The structural profiles are close, with Deutsche Telekom carrying a narrow edge on growth. Airtel Africa still has the edge on growth, which keeps the comparison from looking entirely one-sided. The market setup is mixed, without a decisive signal in either direction. The market is not adding a decisive signal either way — the structural read carries the weight.
The comparison is based on similar long-term financial trajectories, not sector labels.
Growth points more clearly toward Airtel Africa Plc, even if the broader score still leans toward Deutsche Telekom AG.
Both operate in: Telecom Services
This comparison is based on industry proximity, not on functional trajectory similarity.
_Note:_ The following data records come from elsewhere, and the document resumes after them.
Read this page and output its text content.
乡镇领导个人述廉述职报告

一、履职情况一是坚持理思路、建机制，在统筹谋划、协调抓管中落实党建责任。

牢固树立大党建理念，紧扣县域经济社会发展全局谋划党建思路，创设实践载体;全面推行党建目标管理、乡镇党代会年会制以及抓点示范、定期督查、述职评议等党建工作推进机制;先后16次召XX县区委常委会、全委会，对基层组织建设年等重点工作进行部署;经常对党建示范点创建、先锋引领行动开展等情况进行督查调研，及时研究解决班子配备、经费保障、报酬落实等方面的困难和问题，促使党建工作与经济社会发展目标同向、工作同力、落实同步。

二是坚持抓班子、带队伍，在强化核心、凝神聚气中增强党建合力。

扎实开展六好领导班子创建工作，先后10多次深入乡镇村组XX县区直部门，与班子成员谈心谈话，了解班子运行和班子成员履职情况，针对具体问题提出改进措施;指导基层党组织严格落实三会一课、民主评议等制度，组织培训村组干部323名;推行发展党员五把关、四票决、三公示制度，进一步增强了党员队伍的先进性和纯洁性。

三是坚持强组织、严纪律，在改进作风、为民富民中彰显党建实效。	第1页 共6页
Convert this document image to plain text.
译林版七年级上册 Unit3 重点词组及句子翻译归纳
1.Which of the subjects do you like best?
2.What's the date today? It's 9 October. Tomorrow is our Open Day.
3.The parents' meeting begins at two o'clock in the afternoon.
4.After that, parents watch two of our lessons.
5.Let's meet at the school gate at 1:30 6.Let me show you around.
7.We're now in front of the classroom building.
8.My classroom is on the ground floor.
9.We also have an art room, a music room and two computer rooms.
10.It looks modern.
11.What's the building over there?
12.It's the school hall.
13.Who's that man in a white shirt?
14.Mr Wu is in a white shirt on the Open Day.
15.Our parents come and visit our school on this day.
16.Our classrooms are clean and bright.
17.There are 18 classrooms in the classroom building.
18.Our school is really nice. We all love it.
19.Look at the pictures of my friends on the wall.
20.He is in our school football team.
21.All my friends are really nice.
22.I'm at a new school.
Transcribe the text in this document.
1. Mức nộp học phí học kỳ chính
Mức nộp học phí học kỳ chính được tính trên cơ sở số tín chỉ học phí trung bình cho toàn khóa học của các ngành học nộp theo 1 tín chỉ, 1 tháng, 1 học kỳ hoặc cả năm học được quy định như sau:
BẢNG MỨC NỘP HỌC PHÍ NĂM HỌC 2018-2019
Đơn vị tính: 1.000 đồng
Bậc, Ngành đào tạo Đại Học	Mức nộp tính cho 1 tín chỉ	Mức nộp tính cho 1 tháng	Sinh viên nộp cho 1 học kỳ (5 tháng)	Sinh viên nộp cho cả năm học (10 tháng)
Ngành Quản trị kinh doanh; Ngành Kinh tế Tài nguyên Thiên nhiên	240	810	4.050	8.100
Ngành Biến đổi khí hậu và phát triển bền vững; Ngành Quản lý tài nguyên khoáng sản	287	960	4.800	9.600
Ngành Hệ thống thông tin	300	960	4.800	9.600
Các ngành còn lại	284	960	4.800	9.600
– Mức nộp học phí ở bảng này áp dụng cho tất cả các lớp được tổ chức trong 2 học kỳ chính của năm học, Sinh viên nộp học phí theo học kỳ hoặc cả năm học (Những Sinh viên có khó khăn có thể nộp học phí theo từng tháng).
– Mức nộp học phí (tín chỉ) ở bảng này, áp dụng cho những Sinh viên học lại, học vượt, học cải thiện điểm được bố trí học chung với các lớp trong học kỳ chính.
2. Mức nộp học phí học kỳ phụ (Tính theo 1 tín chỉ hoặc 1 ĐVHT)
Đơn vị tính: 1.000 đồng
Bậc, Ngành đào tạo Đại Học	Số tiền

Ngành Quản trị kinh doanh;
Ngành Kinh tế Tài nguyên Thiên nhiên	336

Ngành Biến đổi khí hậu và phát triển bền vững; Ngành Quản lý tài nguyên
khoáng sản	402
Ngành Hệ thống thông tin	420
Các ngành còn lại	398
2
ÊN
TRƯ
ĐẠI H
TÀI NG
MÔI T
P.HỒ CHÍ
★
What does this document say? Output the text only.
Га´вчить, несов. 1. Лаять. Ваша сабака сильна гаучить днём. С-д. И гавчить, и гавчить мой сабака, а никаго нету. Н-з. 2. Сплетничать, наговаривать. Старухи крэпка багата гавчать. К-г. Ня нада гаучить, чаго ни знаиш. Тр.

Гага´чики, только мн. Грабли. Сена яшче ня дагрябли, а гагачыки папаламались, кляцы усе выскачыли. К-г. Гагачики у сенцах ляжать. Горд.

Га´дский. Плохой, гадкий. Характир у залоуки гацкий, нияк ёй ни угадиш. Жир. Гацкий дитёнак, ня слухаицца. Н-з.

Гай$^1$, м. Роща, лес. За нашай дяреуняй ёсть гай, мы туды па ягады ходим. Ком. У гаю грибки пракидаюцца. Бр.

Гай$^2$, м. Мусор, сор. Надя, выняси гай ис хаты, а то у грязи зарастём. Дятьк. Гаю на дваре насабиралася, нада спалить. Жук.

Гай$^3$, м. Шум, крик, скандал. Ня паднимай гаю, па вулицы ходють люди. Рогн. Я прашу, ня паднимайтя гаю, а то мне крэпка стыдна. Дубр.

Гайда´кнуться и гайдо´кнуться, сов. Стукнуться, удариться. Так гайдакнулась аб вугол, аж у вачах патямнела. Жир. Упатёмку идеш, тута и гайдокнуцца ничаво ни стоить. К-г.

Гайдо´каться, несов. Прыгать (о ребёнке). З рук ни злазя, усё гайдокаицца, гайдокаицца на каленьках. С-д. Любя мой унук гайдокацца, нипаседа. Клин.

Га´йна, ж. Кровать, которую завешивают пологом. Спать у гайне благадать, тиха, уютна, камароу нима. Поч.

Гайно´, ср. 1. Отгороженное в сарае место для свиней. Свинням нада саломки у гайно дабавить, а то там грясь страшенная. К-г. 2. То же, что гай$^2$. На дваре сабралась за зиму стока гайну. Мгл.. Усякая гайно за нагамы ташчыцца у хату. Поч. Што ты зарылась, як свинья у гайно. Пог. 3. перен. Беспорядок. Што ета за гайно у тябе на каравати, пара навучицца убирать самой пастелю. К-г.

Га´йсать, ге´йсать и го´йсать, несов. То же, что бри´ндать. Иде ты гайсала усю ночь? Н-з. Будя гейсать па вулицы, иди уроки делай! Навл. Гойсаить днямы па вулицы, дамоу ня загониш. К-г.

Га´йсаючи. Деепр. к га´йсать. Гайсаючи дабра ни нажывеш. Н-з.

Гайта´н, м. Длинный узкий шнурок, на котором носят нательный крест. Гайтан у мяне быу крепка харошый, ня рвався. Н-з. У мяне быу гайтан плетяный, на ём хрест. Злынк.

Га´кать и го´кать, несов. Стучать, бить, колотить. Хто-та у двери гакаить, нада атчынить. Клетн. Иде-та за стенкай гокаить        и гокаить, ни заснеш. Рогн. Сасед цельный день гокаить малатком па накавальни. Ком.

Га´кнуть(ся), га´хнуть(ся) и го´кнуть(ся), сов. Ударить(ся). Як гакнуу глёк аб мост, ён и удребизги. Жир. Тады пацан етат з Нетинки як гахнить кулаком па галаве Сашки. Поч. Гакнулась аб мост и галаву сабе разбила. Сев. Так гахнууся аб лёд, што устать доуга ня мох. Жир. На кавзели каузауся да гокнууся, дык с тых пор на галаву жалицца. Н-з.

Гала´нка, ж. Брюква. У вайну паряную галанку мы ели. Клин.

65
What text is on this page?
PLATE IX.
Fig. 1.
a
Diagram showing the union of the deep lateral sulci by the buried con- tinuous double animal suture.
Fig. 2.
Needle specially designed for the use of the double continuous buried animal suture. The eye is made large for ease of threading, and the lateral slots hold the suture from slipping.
AAF.L and DTE.DE share the same industry classification.
For a similarity-based comparison, see how Airtel Africa and Deutsche Telekom each position within their functional peer groups in AssetNext.
Scores reflect position relative to comparable companies with similar long-term financial trajectories.
The clearest separation appears in growth.
Left means cheaper relative valuation. Higher means stronger structure.
Airtel Africa Plc still looks stronger overall, though current pricing looks more supportive for Deutsche Telekom AG.
Valuation position uses peer-relative PE percentile (idx_pct_pe) where available.
The current lead is backed by a stronger multi-year growth trajectory.
Deutsche Telekom AG also shows lower market-fundamental divergence, which makes the lead look less detached from the underlying business picture.
Growth is the clearest driver of the lead, with valuation adding further support — though growth still provides a real counterweight.
Break down the AAF.L vs DTE.DE comparison across all dimensions with the full interactive tool.
Explore how AAF.L and DTE.DE each compare against other companies in their peer groups.
Rule-based, descriptive analysis only. Derived from peer percentile dimensions. Not investment advice. Peer groups are determined algorithmically based on structural similarity — not by sector classification alone.
AssetNext scores reflect each company's structural position within its functional peer group — not a ranking against all stocks simultaneously. Peers are identified by similarity across eight financial dimensions, including revenue growth trajectory, margin structure, capital intensity, and earnings stability. A score of 75 means the company ranks in the top quartile within its own peer group, not the entire market.
Four dimension scores drive the overall peer score: Growth (revenue trajectory and expansion dynamics), Quality (margin structure and capital efficiency), Valuation (peer-relative pricing on standard multiples), and Stability (earnings consistency and financial predictability). Each dimension is scored 0–100 relative to the peer group, then combined into an overall peer score using equal weighting.
Scores are recalculated periodically as underlying financial data is updated. All analysis is descriptive and rule-based — AssetNext describes structural realities and never issues buy, sell or hold recommendations.